Barron: I Applied for my Concealed Carry Permit Without Ever Touching a Gun


(Courtesy of Morgan Barron)

By Morgan Barron, Opinion Writer



As I searched for a seat in the crowded hotel meeting room, I looked around at the other students enrolled in the mandatory course. I passed a businessman muttering into his Bluetooth, a stooped Native American man walking with a beautifully carved cane, a mother fiddling with a keychain made by one of her children, a high school-aged couple whispering to each other and settled into a seat next to a woman with stickers of birds on her phone case. The assortment of people gathered was similar to the hodgepodge of strangers found on commuter trains and, despite what I thought were disqualifying political buttons on my backpack, I blended into the class. This should not have been surprising. With over 700,000 Utah concealed carry permits currently valid, it is reasonable students attending the required course to apply for a permit would range in age, gender, race and even political beliefs. Four hours later, after listening to stories of missing testicles and a few snide comments about California, I was fingerprinted, photographed and told to expect my concealed carry permit in the next 45 to 60 days. My concealed carry permit, officially issued on the one-year anniversary of the Parkland shooting, allows me to conceal carry almost anywhere in the state of Utah and in 36 other states around the nation. One minor detail — I have never held a gun before.

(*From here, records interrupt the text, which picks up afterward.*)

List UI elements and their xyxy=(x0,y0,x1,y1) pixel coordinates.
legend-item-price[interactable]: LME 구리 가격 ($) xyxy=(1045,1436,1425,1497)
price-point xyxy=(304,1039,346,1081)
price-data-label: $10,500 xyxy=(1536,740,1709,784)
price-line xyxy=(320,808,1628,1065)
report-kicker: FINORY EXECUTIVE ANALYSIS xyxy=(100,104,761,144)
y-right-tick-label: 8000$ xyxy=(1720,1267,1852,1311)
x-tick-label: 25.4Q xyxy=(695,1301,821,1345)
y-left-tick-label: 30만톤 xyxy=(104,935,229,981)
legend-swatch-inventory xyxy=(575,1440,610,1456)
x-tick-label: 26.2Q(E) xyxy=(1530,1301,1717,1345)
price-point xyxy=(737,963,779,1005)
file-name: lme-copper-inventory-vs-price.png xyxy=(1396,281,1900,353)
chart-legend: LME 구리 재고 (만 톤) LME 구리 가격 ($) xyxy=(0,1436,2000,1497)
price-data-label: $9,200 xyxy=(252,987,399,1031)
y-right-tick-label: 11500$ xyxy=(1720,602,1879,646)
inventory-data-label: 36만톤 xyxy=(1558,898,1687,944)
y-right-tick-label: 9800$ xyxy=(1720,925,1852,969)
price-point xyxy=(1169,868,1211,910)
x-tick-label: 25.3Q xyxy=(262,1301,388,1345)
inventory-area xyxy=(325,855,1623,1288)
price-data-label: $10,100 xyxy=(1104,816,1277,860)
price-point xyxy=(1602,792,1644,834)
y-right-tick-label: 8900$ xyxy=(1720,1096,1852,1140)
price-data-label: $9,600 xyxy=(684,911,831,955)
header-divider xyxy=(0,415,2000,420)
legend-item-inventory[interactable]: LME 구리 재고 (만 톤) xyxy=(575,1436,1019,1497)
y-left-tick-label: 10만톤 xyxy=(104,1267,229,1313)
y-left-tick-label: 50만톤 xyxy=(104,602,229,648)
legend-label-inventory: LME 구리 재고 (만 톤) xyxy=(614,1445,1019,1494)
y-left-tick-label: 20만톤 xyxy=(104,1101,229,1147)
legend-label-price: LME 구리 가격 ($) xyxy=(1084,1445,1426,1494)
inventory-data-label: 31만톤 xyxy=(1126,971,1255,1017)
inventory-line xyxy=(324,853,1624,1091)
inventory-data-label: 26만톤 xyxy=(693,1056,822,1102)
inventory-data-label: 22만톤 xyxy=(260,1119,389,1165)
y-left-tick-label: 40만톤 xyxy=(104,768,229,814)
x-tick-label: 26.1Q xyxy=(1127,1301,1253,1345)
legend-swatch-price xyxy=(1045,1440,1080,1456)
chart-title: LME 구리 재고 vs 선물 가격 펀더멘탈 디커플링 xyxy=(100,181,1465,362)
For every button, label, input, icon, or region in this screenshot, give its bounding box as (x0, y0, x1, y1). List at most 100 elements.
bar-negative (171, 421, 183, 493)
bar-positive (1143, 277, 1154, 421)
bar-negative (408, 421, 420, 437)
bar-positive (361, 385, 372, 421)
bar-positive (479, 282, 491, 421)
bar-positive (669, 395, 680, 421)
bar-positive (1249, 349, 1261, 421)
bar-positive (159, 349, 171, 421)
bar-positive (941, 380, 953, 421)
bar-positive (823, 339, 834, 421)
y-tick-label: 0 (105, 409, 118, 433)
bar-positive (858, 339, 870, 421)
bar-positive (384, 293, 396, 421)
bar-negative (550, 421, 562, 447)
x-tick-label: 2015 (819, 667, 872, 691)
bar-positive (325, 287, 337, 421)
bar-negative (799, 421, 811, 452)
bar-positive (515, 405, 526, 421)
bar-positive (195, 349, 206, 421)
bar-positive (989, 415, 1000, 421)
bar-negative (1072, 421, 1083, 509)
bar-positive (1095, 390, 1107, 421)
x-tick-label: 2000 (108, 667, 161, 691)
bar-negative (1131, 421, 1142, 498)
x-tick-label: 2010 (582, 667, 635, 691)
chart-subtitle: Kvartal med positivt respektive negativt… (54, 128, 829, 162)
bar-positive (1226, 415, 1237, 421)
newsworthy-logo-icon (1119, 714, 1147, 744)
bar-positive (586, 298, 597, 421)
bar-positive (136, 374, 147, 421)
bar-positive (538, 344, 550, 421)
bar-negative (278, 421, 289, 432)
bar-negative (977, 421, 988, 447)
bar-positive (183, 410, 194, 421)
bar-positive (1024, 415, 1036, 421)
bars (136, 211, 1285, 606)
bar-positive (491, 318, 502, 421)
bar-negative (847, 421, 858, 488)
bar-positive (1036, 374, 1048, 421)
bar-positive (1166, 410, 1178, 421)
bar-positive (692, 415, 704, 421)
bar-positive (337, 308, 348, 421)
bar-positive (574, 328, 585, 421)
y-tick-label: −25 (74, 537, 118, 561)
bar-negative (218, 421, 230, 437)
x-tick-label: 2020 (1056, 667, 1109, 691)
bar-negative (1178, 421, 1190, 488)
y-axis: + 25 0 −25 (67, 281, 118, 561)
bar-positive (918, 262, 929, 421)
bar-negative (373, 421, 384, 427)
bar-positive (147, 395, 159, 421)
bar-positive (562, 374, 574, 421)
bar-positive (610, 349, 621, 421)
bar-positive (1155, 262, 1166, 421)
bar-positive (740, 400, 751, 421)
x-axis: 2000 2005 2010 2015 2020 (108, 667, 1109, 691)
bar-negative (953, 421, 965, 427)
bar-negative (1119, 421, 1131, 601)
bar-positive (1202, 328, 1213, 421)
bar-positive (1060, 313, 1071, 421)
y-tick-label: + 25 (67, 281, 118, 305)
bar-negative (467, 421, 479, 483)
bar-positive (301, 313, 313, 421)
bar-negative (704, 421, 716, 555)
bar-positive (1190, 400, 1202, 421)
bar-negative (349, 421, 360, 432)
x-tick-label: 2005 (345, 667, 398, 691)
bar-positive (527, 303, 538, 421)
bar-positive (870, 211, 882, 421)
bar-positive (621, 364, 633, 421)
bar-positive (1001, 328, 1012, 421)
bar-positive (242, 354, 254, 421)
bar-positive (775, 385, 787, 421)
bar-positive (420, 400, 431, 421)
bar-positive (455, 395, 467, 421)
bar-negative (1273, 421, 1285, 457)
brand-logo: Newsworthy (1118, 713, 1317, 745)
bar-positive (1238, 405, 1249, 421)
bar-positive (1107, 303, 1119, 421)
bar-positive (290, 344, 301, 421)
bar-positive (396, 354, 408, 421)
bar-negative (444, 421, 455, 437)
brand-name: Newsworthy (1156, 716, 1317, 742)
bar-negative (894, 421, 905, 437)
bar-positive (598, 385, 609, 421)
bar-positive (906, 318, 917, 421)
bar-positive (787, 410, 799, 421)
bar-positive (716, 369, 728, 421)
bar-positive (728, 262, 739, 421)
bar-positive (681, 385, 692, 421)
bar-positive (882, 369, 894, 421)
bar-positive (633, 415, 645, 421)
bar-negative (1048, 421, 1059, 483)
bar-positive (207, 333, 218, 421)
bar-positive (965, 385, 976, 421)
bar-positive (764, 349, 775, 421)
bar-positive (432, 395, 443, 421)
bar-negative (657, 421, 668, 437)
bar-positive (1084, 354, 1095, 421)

Utah has the best or worst concealed carry laws in the nation depending on who you ask. Many gun rights advocates will laud the accessibility and universality of the Utah permit, deeming it the “gold standard” for permits.  In fact, the Utah permit is so desirable that more than half of all permits currently valid were issued to non-residents who live in a state where their state-specific concealed carry permit is difficult to obtain, but the Utah permit is honored. The availability of Utah concealed carry permits can put potential holders and those around them at risk. However, anyone who has not received any firearms training will likely be unsuccessful defending themselves or others against an attacker.

Accuracy with a firearm is dependent on training and practice, and in chaotic self-defense conditions, accuracy decreases exponentially. Even those with extensive training have limited accuracy off of the shooting range. A study showed officers from the New York Police Department, the nation’s largest, and one of the best-trained, police force, had an average hit rate of 18 percent during gunfights from 1998 to 2006. When people without any firearms experience are placed in a simulated active shooter environment, they perform poorly, often forgetting to take cover, accidentally shooting innocent bystanders and not shooting armed assailants until they are already under fire. While concealed carry permit holders are less likely to commit a crime than almost any other population, allowing untrained citizens to carry is still dangerous to a community.

“Why are you here?” The question just slipped out as I spoke to the woman next to me. My tone was not judgmental or curious. Instead, the words were urgent, I needed to know. She paused and then quietly told me that, as an ornithologist, she is often alone in remote places, studying birds making her vulnerable to physical attack — something many of her female colleagues have sadly experienced. While shooting with her brother, she realized she could confidently continue her research if she started carrying. Unlike me, this woman was familiar with guns, having even trained with a self-defense instructor. In her training, she has gained some experience shooting under pressure and where she planned on carrying, she would likely put no one except a potential attacker in harm’s way if she ever had to utilize her gun. As she spoke, I understood her need and respected the additional steps she took to truly be prepared to defend herself.

Self-defense is the most common reason for an American to own a gun. Yet, only 61 percent of gun owners have received any formal firearm training. Such a statistic which would be unheard of for car owners as we demand training and testing prior to issuing a driving license. While guns and vehicles are fundamentally different, there is a common argument that both guns and cars are tools which can be dangerous if mishandled. Therefore, it is logical to require similar training for concealed carry permit holders as drivers. Utah must redefine what a gold standard for concealed carry permits means — better protecting potential concealed carry holders and other Americans by requiring permit applicants to attend formal self-defense training and demonstrate their ability to utilize their firearm defensively.